Police in Millstadt don't believe the sighting was a visitor from outer space. But they won't make any assumptions about what it was either.
"This has been one of the biggest things we have experienced in this area. It's reached the world," Wilkerson said.
Velier's team came from the National Institute for Discovery Science, a Las Vegas research institute, to collect evidence of the sighting.
The institute, founded in 1995, has about a dozen former law enforcement officers and scientists investigating sightings professionally.
"We are using the scientific method," said Colm Kelleher, an administrator for the institute. "We are looking for facts, not trying to promote any agenda."
The institute sent a team to the Metro East area because of the overwhelming credibility of the witnesses - nearly all police officers, Kelleher said.
"Police officers are a higher-quality observers than other witnesses, because they have good memories," he said. "And from our initial calls, we know these people are not delusional."
Velier, who said he doesn't know if aliens exist or not, said he's now investigating about 136 cases of UFO sightings, as well as cattle mutilations. He interviewed the police officers and Noll. He couldn't find any other witnesses.
"Usually we are inundated with people who have seen these objects," he said.
Velier won't make an assumption about what the officers saw yet because his investigation is still in its initial stages. However, he will post a preliminary report on the organization's Web site at www.accessnv.com/nids in a few weeks.
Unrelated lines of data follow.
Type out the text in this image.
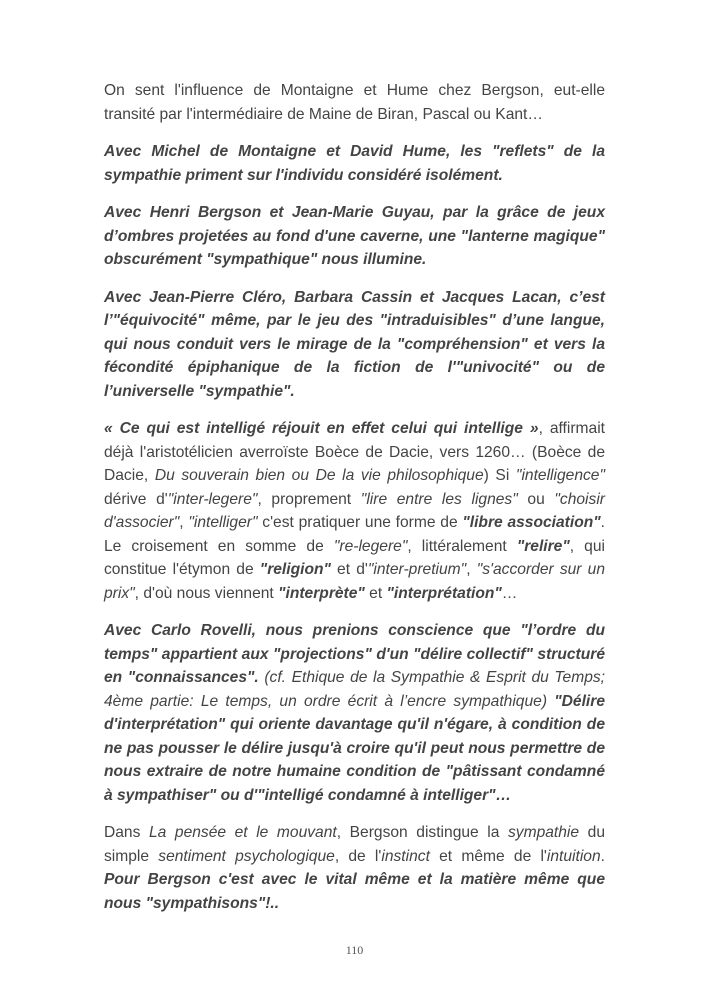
On sent l'influence de Montaigne et Hume chez Bergson, eut-elle transité par l'intermédiaire de Maine de Biran, Pascal ou Kant…

Avec Michel de Montaigne et David Hume, les "reflets" de la sympathie priment sur l'individu considéré isolément.

Avec Henri Bergson et Jean-Marie Guyau, par la grâce de jeux d’ombres projetées au fond d'une caverne, une "lanterne magique" obscurément "sympathique" nous illumine.

Avec Jean-Pierre Cléro, Barbara Cassin et Jacques Lacan, c’est l’"équivocité" même, par le jeu des "intraduisibles" d’une langue, qui nous conduit vers le mirage de la "compréhension" et vers la fécondité épiphanique de la fiction de l'"univocité" ou de l’universelle "sympathie".

« Ce qui est intelligé réjouit en effet celui qui intellige », affirmait déjà l'aristotélicien averroïste Boèce de Dacie, vers 1260… (Boèce de Dacie, Du souverain bien ou De la vie philosophique) Si "intelligence" dérive d'"inter-legere", proprement "lire entre les lignes" ou "choisir d'associer", "intelliger" c'est pratiquer une forme de "libre association". Le croisement en somme de "re-legere", littéralement "relire", qui constitue l'étymon de "religion" et d'"inter-pretium", "s'accorder sur un prix", d'où nous viennent "interprète" et "interprétation"…

Avec Carlo Rovelli, nous prenions conscience que "l’ordre du temps" appartient aux "projections" d'un "délire collectif" structuré en "connaissances". (cf. Ethique de la Sympathie & Esprit du Temps; 4ème partie: Le temps, un ordre écrit à l’encre sympathique) "Délire d'interprétation" qui oriente davantage qu'il n'égare, à condition de ne pas pousser le délire jusqu'à croire qu'il peut nous permettre de nous extraire de notre humaine condition de "pâtissant condamné à sympathiser" ou d'"intelligé condamné à intelliger"…

Dans La pensée et le mouvant, Bergson distingue la sympathie du simple sentiment psychologique, de l'instinct et même de l'intuition. Pour Bergson c'est avec le vital même et la matière même que nous "sympathisons"!..

110
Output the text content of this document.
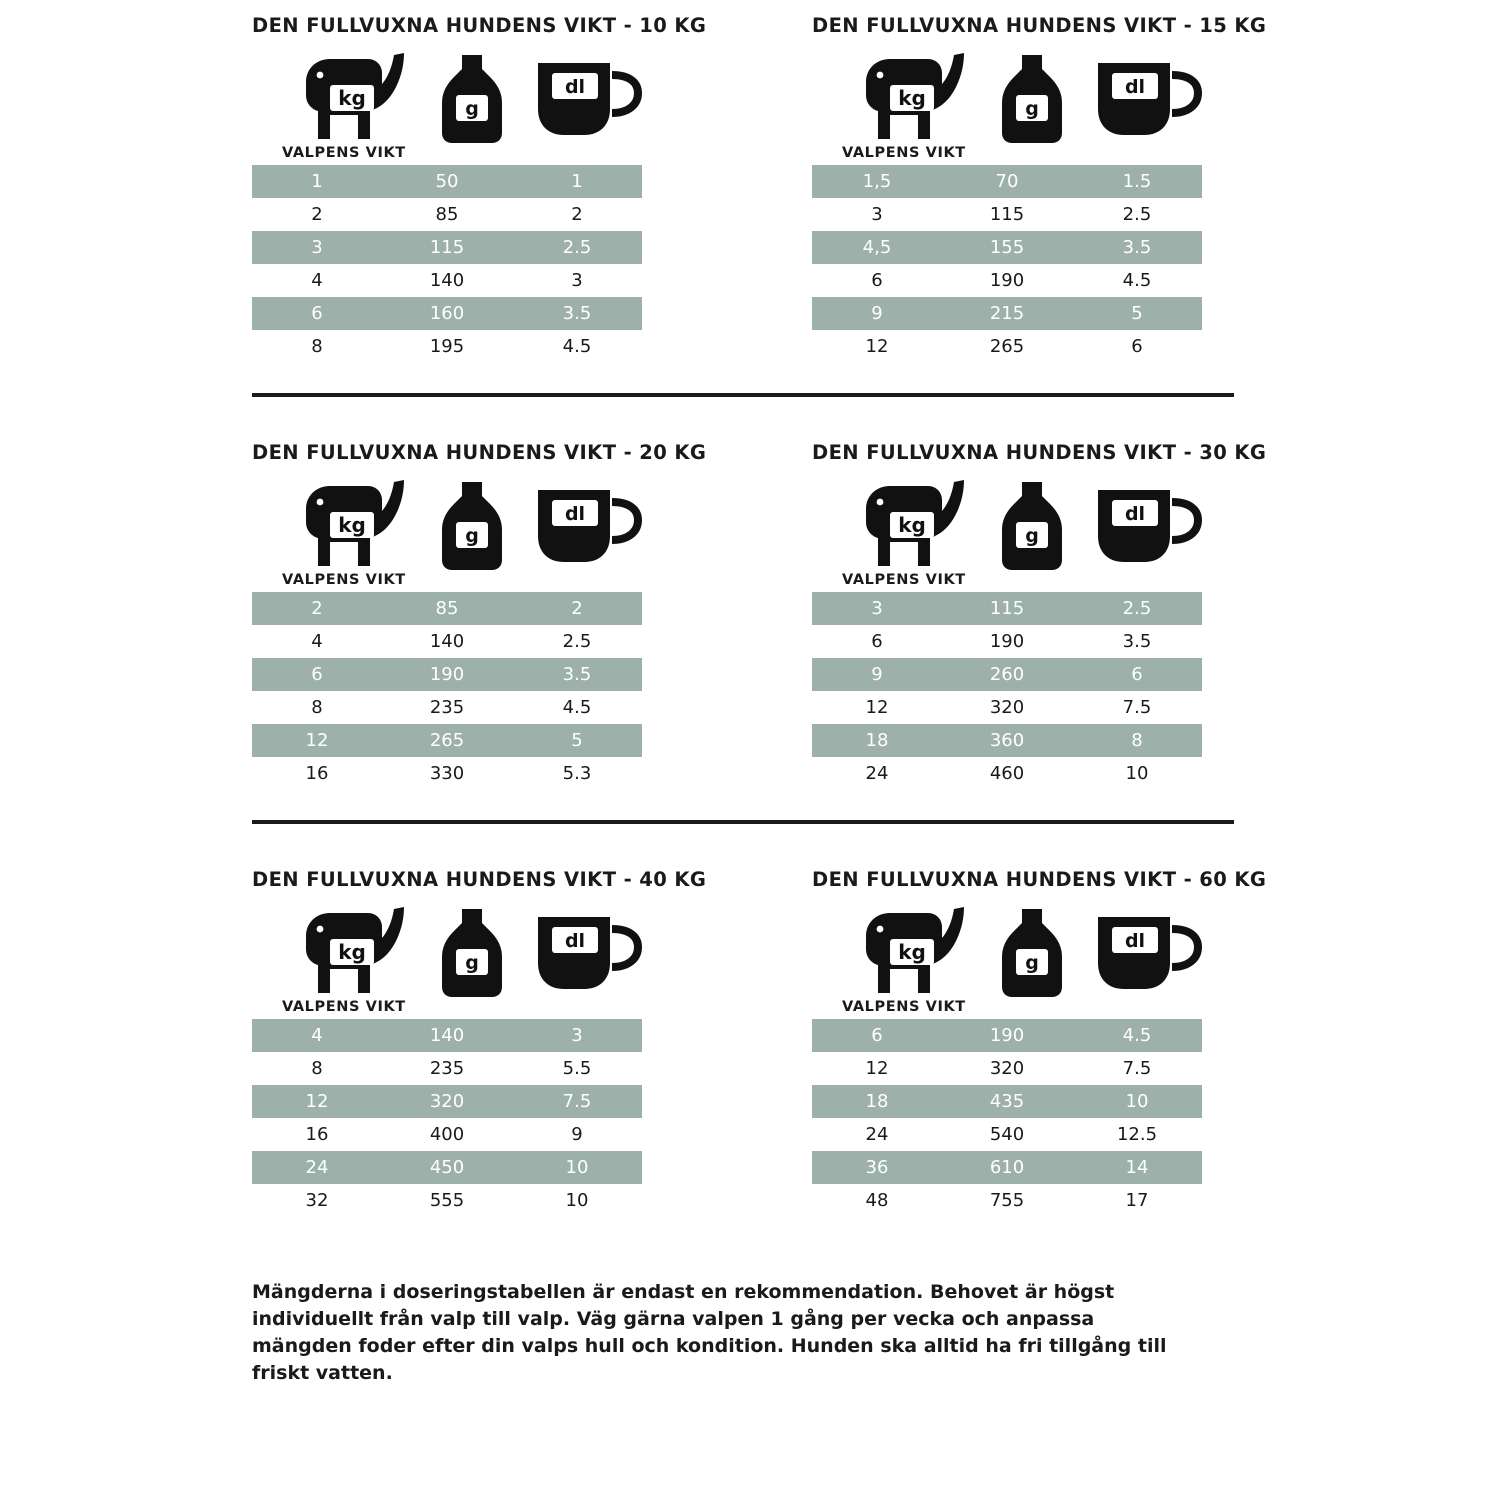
DEN FULLVUXNA HUNDENS VIKT - 10 KG
kg	g
dl
VALPENS VIKT
1	50	1
2	85	2
3	115	2.5
4	140	3
6	160	3.5
8	195	4.5
DEN FULLVUXNA HUNDENS VIKT - 15 KG
kg	g
dl
VALPENS VIKT
1,5	70	1.5
3	115	2.5
4,5	155	3.5
6	190	4.5
9	215	5
12	265	6
DEN FULLVUXNA HUNDENS VIKT - 20 KG
kg	g
dl
VALPENS VIKT
2	85	2
4	140	2.5
6	190	3.5
8	235	4.5
12	265	5
16	330	5.3
DEN FULLVUXNA HUNDENS VIKT - 30 KG
kg	g
dl
VALPENS VIKT
3	115	2.5
6	190	3.5
9	260	6
12	320	7.5
18	360	8
24	460	10
DEN FULLVUXNA HUNDENS VIKT - 40 KG
kg	g
dl
VALPENS VIKT
4	140	3
8	235	5.5
12	320	7.5
16	400	9
24	450	10
32	555	10
DEN FULLVUXNA HUNDENS VIKT - 60 KG
kg	g
dl
VALPENS VIKT
6	190	4.5
12	320	7.5
18	435	10
24	540	12.5
36	610	14
48	755	17

Mängderna i doseringstabellen är endast en rekommendation. Behovet är högst individuellt från valp till valp. Väg gärna valpen 1 gång per vecka och anpassa mängden foder efter din valps hull och kondition. Hunden ska alltid ha fri tillgång till friskt vatten.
Two of the police officers who saw the object contacted the National UFO Reporting Center in Seattle the morning they spotted it, said Peter B. Davenport, the center's director. The center, founded in 1974, records, corroborates and documents reports from individuals who have witnessed unusual, possibly UFO-related events.
The descriptions of the flying object don't fit conventional aircraft, Davenport said. The lighting is not consistent with U.S. regulations, and the flight pattern characteristics exceed anything that could have been achieved with an airplane, Davenport said.
The center has also taken reports from at least two civilians in the area who saw the object while driving to work that morning. The center will not release their names.
Forest Crawford of Collinsville, assistant director of the Illinois Mutual UFO Network, said he believes the police officers saw an experimental government aircraft.
A couple of the police witnesses told reporters that the object resembled a drawing of a "stealth blimp" that appeared in Popular Mechanics magazine.
"That drawing is such a close match to what these guys described," Crawford said.
Davenport disputes the theory that the aircraft could have been a secret government "stealth blimp." The amount of power needed to generate the brilliant glowing lights would be generated from equipment too heavy for a blimp, he said.
Officials at Scott Air Force Base said Tuesday that the only knowledge they had of last week's UFO sighting \was from news reports. The air traffic control tower for Scott and MidAmerica Airport was shut down at the time.
Noll said although the sighting has brought lots of unexpected calls and attention, he doesn't regret telling his story.
I'm glad I saw it. Only once in a lifetime you get to see something so exciting," he said.